Perpetuating stereotypes: Nursing student calls out racism in academia
Originally published February 25, 2018.
Danielle Bourque, an Indigenous student originally from Beaver Lake Cree Nation, Alta., is now completing a masters degree in nursing at McMaster University. She said throughout her years as a student, she's often been singled out for her First Nation identity, with experiences ranging from overt to subtle racism all within an academic setting.
"I always self-identify and am very proud of my heritage and my Indigeneity," said Bourque.
"There's been some very many positive experiences and then also many challenges … I think that added pressure on top of it is being Indigenous in academia and being put in situations and having to go through these experiences of subtle racism, institutionalized racism, and having to essentially call it out."
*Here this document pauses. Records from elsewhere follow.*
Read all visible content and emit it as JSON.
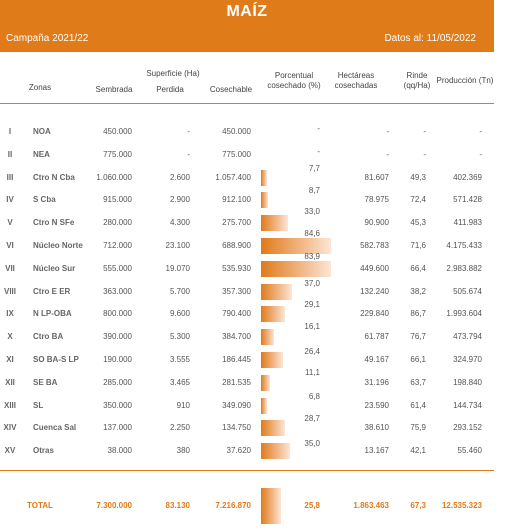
{
  "header": {
    "title": "MAÍZ",
    "campaign": "Campaña 2021/22",
    "date": "Datos al: 11/05/2022"
  },
  "columns": {
    "zonas": "Zonas",
    "superficie": "Superficie (Ha)",
    "sembrada": "Sembrada",
    "perdida": "Perdida",
    "cosechable": "Cosechable",
    "porcentual": "Porcentual cosechado (%)",
    "hectareas": "Hectáreas cosechadas",
    "rinde": "Rinde (qq/Ha)",
    "produccion": "Producción (Tn)"
  },
  "rows": [
    {
      "num": "I",
      "zona": "NOA",
      "sembrada": "450.000",
      "perdida": "-",
      "cosechable": "450.000",
      "pct_text": "-",
      "pct": 0,
      "hectareas": "-",
      "rinde": "-",
      "produccion": "-"
    },
    {
      "num": "II",
      "zona": "NEA",
      "sembrada": "775.000",
      "perdida": "-",
      "cosechable": "775.000",
      "pct_text": "-",
      "pct": 0,
      "hectareas": "-",
      "rinde": "-",
      "produccion": "-"
    },
    {
      "num": "III",
      "zona": "Ctro N Cba",
      "sembrada": "1.060.000",
      "perdida": "2.600",
      "cosechable": "1.057.400",
      "pct_text": "7,7",
      "pct": 7.7,
      "hectareas": "81.607",
      "rinde": "49,3",
      "produccion": "402.369"
    },
    {
      "num": "IV",
      "zona": "S Cba",
      "sembrada": "915.000",
      "perdida": "2.900",
      "cosechable": "912.100",
      "pct_text": "8,7",
      "pct": 8.7,
      "hectareas": "78.975",
      "rinde": "72,4",
      "produccion": "571.428"
    },
    {
      "num": "V",
      "zona": "Ctro N SFe",
      "sembrada": "280.000",
      "perdida": "4.300",
      "cosechable": "275.700",
      "pct_text": "33,0",
      "pct": 33.0,
      "hectareas": "90.900",
      "rinde": "45,3",
      "produccion": "411.983"
    },
    {
      "num": "VI",
      "zona": "Núcleo Norte",
      "sembrada": "712.000",
      "perdida": "23.100",
      "cosechable": "688.900",
      "pct_text": "84,6",
      "pct": 84.6,
      "hectareas": "582.783",
      "rinde": "71,6",
      "produccion": "4.175.433"
    },
    {
      "num": "VII",
      "zona": "Núcleo Sur",
      "sembrada": "555.000",
      "perdida": "19.070",
      "cosechable": "535.930",
      "pct_text": "83,9",
      "pct": 83.9,
      "hectareas": "449.600",
      "rinde": "66,4",
      "produccion": "2.983.882"
    },
    {
      "num": "VIII",
      "zona": "Ctro E ER",
      "sembrada": "363.000",
      "perdida": "5.700",
      "cosechable": "357.300",
      "pct_text": "37,0",
      "pct": 37.0,
      "hectareas": "132.240",
      "rinde": "38,2",
      "produccion": "505.674"
    },
    {
      "num": "IX",
      "zona": "N LP-OBA",
      "sembrada": "800.000",
      "perdida": "9.600",
      "cosechable": "790.400",
      "pct_text": "29,1",
      "pct": 29.1,
      "hectareas": "229.840",
      "rinde": "86,7",
      "produccion": "1.993.604"
    },
    {
      "num": "X",
      "zona": "Ctro BA",
      "sembrada": "390.000",
      "perdida": "5.300",
      "cosechable": "384.700",
      "pct_text": "16,1",
      "pct": 16.1,
      "hectareas": "61.787",
      "rinde": "76,7",
      "produccion": "473.794"
    },
    {
      "num": "XI",
      "zona": "SO BA-S LP",
      "sembrada": "190.000",
      "perdida": "3.555",
      "cosechable": "186.445",
      "pct_text": "26,4",
      "pct": 26.4,
      "hectareas": "49.167",
      "rinde": "66,1",
      "produccion": "324.970"
    },
    {
      "num": "XII",
      "zona": "SE BA",
      "sembrada": "285.000",
      "perdida": "3.465",
      "cosechable": "281.535",
      "pct_text": "11,1",
      "pct": 11.1,
      "hectareas": "31.196",
      "rinde": "63,7",
      "produccion": "198.840"
    },
    {
      "num": "XIII",
      "zona": "SL",
      "sembrada": "350.000",
      "perdida": "910",
      "cosechable": "349.090",
      "pct_text": "6,8",
      "pct": 6.8,
      "hectareas": "23.590",
      "rinde": "61,4",
      "produccion": "144.734"
    },
    {
      "num": "XIV",
      "zona": "Cuenca Sal",
      "sembrada": "137.000",
      "perdida": "2.250",
      "cosechable": "134.750",
      "pct_text": "28,7",
      "pct": 28.7,
      "hectareas": "38.610",
      "rinde": "75,9",
      "produccion": "293.152"
    },
    {
      "num": "XV",
      "zona": "Otras",
      "sembrada": "38.000",
      "perdida": "380",
      "cosechable": "37.620",
      "pct_text": "35,0",
      "pct": 35.0,
      "hectareas": "13.167",
      "rinde": "42,1",
      "produccion": "55.460"
    }
  ],
  "total": {
    "label": "TOTAL",
    "sembrada": "7.300.000",
    "perdida": "83.130",
    "cosechable": "7.216.870",
    "pct_text": "25,8",
    "pct": 25.8,
    "hectareas": "1.863.463",
    "rinde": "67,3",
    "produccion": "12.535.323"
  },
  "colors": {
    "accent": "#e07b1a"
  }
}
"I just went up to the instructor and I said, 'You know, I think it would be very beneficial for the class if I was able to present on that due to my background,'" said Bourque.
"My instructor responded and basically, in summary, said it would be unfair and inappropriate if I presented that to the rest of the class, if I just got to choose what I got to present on."
Bourque didn't argue, but the next week when it came time to present, "We were met with students that had made headdresses out of pipe cleaners and feathers and wore them during the presentation," she said.
When it came time for questions at the end of the presentation, Bourque voiced her criticisms to the class.
"I think it's very culturally inappropriate, what the headdresses mean and what you're wearing them for and it doesn't represent Indigenous health," she said.
Bourque said it was her instructor's reaction that struck her the most.
"The instructor had stepped in and said that I was actually being inappropriate and asked me to leave — and actually commended the students for their creativity," she said.
The experience made her feel discouraged for speaking up, even questioning the validity of her concerns, but it was not an isolated example.
On a community placement for her undergraduate nursing program, Bourque was with an instructor who was studying Fetal Alcohol Spectrum Disorder (FASD).
"She approached me and she asked me, 'Is there anyone in your family that has FASD?'" said Bourque.
When Bourque shares this story with non-Indigenous people, often she has to explain the weight of this instructor's question.
"The fact that she is perpetuating that stereotype because she heard I was Indigenous and the first thing she associated was that because I'm Indigenous, I must have someone in my family that has FASD because alcoholism is so rampant," said Bourque.
"I think a lot of people don't believe this is actually happening and they try to minimize these experiences and say, you know it's a … one-off experience."
After finishing her undergraduate degree and beginning her masters several provinces from home, Bourque said she finds support in other Indigenous students.
"Having mentorship in nursing or academia is really important, to reach out to your peers, especially Indigenous peers and if your university had elders or an Indigenous student centre to be a part of that because that community can really support you," she said.